Montage and Style: BOJACK HORSEMAN
The visual gag a mere few seconds earlier doesn’t exactly tell the audience “a visual smorgasbord cometh!” but it does prime us for some fun camera movements and expect visual gags.
And boy does it deliver.
High Impact
BoJack Horseman is no stranger to stylistic deviations. This a kaleidoscopic, gun-barrel-camera-entering trick is something perhaps ‘easier’ to accomplish in animation than live action.
By which I mean mostly, it’s cheaper, and you have more control over how the lighting and colour flow together than you would in live action. Certainly neither is ‘easy’ . . . but then, everybody would be doing it!
Devil in the Details
BoJack Horseman is one of the all time, most-rewatchable greats in part because of its attention to details.

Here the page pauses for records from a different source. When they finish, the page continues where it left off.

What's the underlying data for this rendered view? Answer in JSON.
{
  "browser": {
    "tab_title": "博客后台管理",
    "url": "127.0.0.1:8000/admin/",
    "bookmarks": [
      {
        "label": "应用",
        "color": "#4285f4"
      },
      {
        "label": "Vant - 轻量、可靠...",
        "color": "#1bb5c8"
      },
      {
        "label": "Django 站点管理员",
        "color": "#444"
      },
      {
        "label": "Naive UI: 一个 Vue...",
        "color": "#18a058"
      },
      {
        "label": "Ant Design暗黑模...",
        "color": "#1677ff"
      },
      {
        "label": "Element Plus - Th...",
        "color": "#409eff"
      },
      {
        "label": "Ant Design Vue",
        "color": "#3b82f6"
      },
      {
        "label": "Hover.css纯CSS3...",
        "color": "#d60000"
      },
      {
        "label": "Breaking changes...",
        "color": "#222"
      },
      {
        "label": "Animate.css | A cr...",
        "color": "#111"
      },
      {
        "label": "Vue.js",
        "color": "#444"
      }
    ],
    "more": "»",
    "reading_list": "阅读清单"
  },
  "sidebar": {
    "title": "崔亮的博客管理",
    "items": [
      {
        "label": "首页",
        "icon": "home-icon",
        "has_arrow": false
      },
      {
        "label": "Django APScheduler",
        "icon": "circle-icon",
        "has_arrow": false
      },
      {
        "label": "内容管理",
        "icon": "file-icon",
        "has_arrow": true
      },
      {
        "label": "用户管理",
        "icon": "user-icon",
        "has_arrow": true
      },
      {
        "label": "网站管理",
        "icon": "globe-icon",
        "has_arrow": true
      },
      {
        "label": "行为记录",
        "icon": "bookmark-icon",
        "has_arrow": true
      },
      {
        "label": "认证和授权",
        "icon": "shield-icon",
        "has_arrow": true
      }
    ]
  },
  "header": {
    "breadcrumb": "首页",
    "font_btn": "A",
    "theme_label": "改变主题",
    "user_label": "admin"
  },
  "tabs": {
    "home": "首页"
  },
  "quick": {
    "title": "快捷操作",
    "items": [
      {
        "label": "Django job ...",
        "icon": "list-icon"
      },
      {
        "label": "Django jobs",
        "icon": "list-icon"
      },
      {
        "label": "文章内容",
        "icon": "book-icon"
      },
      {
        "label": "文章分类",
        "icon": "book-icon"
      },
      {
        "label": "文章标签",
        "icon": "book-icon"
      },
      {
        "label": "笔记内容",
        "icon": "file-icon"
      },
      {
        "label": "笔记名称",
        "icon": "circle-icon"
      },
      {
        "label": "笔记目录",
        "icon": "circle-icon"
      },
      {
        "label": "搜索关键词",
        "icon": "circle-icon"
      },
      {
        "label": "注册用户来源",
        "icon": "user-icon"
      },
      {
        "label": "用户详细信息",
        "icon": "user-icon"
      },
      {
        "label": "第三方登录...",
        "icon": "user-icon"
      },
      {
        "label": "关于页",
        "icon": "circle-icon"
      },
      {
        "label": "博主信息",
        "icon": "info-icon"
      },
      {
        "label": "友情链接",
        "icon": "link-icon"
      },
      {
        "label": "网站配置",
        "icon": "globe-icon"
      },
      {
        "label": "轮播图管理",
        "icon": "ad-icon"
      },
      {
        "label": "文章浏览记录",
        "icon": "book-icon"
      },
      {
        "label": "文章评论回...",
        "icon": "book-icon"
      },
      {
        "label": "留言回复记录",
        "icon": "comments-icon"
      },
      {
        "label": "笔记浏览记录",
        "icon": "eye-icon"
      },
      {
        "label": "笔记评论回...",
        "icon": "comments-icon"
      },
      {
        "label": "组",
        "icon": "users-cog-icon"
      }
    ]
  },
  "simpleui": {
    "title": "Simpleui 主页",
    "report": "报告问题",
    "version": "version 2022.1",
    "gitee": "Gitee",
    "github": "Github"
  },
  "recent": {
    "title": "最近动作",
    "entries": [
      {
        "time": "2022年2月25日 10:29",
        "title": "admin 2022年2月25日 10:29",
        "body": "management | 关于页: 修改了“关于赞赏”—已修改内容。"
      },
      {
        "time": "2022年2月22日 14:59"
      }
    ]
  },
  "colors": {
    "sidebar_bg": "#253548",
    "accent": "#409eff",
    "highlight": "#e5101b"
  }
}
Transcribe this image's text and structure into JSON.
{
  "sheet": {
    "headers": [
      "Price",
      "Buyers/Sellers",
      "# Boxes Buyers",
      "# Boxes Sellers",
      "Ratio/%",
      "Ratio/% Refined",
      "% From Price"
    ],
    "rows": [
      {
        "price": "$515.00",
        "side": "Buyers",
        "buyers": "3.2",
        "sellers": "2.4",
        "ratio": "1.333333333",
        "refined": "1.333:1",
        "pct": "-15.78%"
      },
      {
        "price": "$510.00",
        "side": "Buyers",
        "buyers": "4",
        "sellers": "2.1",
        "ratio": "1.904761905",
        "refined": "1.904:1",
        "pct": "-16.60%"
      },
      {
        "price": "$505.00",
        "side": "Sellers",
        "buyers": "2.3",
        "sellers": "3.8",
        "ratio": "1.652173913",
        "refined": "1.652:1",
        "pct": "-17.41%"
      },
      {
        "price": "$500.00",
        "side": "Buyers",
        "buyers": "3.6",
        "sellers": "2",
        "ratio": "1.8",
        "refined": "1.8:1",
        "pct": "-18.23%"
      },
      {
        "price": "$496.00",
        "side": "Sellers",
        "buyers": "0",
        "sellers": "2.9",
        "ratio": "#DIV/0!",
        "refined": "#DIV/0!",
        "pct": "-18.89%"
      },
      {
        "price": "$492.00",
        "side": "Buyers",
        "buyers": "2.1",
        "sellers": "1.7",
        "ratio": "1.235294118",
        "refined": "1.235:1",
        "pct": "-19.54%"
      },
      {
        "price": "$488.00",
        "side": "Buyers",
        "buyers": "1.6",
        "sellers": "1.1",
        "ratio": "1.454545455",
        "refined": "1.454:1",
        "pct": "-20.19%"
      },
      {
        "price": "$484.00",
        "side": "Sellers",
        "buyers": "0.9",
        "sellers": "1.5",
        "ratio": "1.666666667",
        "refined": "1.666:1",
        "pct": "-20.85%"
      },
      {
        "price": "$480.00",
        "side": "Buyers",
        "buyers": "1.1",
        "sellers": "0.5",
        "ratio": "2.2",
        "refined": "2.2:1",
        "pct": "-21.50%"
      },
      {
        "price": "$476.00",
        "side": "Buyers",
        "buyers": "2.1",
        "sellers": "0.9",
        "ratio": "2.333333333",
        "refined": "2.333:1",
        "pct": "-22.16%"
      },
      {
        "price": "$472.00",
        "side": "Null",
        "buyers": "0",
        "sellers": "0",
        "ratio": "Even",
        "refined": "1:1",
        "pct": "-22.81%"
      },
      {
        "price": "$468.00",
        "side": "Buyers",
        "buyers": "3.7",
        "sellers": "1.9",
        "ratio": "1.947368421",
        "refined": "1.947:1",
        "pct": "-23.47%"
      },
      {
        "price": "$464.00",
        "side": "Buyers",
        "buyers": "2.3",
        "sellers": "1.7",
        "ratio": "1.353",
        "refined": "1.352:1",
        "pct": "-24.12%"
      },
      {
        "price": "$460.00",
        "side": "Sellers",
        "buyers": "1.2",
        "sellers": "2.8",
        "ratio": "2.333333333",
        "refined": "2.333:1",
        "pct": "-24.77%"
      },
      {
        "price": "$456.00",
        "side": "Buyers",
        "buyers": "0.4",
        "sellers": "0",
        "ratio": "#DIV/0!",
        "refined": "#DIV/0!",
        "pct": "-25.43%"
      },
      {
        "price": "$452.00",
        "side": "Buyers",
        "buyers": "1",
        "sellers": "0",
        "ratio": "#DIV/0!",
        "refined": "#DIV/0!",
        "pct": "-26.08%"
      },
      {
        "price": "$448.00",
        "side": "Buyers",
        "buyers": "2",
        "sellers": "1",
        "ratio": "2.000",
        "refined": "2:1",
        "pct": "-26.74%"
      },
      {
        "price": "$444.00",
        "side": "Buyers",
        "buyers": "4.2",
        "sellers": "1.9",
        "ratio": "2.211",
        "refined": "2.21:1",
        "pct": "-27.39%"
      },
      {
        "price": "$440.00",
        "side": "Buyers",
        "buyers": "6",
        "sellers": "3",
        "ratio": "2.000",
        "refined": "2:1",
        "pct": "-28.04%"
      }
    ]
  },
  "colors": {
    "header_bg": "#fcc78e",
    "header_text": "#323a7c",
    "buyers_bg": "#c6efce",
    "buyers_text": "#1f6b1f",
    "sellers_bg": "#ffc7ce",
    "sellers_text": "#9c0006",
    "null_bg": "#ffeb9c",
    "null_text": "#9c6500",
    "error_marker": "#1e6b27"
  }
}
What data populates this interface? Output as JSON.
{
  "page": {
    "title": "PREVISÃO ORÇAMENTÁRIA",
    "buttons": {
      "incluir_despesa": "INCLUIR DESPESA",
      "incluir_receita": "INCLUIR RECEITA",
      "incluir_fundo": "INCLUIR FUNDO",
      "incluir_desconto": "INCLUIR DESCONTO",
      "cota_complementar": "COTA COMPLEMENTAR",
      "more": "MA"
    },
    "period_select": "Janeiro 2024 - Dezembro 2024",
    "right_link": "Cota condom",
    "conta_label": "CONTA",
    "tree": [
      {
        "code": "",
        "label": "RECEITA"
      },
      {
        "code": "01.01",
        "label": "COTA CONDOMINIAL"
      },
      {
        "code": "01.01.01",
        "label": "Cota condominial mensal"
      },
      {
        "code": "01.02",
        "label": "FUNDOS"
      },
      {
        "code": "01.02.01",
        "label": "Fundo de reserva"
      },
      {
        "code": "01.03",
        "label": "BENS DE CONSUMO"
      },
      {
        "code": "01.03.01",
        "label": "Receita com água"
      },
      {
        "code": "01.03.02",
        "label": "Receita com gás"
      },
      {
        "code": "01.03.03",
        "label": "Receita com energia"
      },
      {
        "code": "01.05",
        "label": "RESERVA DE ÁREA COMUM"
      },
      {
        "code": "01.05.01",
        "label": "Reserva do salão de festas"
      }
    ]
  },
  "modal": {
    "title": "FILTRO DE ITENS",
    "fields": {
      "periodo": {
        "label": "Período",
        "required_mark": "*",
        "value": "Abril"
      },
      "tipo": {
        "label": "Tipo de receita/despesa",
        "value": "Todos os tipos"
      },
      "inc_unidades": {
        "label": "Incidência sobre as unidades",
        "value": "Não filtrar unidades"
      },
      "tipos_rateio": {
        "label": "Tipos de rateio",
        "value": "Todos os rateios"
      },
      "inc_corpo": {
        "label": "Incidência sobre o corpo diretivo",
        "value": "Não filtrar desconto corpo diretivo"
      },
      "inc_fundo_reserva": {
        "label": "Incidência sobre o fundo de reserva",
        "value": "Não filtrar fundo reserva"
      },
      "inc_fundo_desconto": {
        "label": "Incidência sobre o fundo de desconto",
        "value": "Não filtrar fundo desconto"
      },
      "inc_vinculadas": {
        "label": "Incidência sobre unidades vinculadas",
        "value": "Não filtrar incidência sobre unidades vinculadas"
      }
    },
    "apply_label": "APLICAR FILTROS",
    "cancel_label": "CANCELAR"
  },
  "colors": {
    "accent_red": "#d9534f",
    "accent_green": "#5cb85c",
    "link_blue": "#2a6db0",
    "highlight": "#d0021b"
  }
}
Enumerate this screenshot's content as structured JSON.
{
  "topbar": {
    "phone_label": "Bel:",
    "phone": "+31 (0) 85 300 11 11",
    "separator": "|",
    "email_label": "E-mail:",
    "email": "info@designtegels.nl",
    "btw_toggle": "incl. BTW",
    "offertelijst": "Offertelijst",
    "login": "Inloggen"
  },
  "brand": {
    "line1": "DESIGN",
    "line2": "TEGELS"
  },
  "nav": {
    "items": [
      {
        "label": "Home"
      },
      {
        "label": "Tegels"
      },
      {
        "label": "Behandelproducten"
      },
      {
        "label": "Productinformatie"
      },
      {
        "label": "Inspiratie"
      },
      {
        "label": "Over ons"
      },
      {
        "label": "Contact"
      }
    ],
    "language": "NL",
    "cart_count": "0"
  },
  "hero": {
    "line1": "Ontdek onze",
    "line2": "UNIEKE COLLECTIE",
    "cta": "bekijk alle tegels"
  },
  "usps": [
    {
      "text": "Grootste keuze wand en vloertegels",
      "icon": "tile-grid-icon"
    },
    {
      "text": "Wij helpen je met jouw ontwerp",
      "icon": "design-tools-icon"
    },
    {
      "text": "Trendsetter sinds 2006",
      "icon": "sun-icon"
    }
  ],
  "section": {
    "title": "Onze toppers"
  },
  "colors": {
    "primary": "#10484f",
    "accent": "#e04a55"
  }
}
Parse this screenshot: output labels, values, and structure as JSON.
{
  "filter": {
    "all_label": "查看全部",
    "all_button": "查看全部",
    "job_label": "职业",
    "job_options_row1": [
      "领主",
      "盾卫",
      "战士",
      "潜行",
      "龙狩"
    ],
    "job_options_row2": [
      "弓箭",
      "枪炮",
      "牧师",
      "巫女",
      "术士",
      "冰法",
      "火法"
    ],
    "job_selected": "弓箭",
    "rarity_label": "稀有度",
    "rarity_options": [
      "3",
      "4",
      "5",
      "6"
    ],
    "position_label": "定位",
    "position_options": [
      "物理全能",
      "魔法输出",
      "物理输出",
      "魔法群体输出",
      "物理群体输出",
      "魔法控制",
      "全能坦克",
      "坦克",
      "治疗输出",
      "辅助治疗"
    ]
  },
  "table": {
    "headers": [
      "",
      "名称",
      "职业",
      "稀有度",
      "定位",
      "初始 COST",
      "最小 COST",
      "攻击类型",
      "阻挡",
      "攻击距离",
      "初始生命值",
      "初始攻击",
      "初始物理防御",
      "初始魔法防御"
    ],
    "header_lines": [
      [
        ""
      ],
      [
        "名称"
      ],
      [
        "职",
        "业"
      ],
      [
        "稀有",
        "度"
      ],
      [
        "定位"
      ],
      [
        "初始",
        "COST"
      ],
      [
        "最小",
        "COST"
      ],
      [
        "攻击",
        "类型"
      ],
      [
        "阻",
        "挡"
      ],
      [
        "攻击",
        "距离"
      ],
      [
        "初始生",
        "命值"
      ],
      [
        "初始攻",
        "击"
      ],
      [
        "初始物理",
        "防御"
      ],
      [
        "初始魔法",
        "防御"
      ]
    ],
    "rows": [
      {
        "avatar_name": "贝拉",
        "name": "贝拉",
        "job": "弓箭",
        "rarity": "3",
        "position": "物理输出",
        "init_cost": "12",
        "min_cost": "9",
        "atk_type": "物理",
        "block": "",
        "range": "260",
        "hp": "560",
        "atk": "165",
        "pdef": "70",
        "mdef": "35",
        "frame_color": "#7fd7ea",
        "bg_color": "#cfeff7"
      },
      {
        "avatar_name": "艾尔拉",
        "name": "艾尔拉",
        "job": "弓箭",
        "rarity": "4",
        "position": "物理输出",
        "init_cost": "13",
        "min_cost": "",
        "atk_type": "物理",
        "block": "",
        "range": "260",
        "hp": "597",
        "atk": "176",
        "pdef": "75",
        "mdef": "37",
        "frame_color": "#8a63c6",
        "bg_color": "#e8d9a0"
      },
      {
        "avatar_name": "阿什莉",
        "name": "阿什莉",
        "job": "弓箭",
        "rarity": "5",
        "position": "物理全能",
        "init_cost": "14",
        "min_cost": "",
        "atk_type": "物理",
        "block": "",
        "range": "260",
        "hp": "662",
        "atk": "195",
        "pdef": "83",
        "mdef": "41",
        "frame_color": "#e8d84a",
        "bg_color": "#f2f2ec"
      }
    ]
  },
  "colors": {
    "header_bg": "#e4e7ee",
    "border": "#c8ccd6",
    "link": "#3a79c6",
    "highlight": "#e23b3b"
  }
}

Note the overkill hanging in the background, the little depression on Diane’s thumb as she cocks the hammer, the custom bullet etching, the paper poofs and smoke aftermath, Diane’s eyes squeezed shut as she fires.





Related
Animation has fewer limits on things like “what can the camera fit inside?” sooooo what might this look like in live action?
So glad you asked!
The ‘pulling out of the gun barrel’ shot (below) reminds me of this one in Bound!
Takeaways
BoJack Horseman constantly using camera angles in clever ways — to set up jokes, hide background gags for more serious moments, make emotionally impactive reveals, etc. — also means sequences which do more ridiculous things like ‘pull the camera back from inside a revolver’ or ‘follow a rotating bullet like a James Bond title sequence’ doesn’t feel out of place at all.
So remember:
style is everything.
consistency is style.
regularly changing things up is consistency.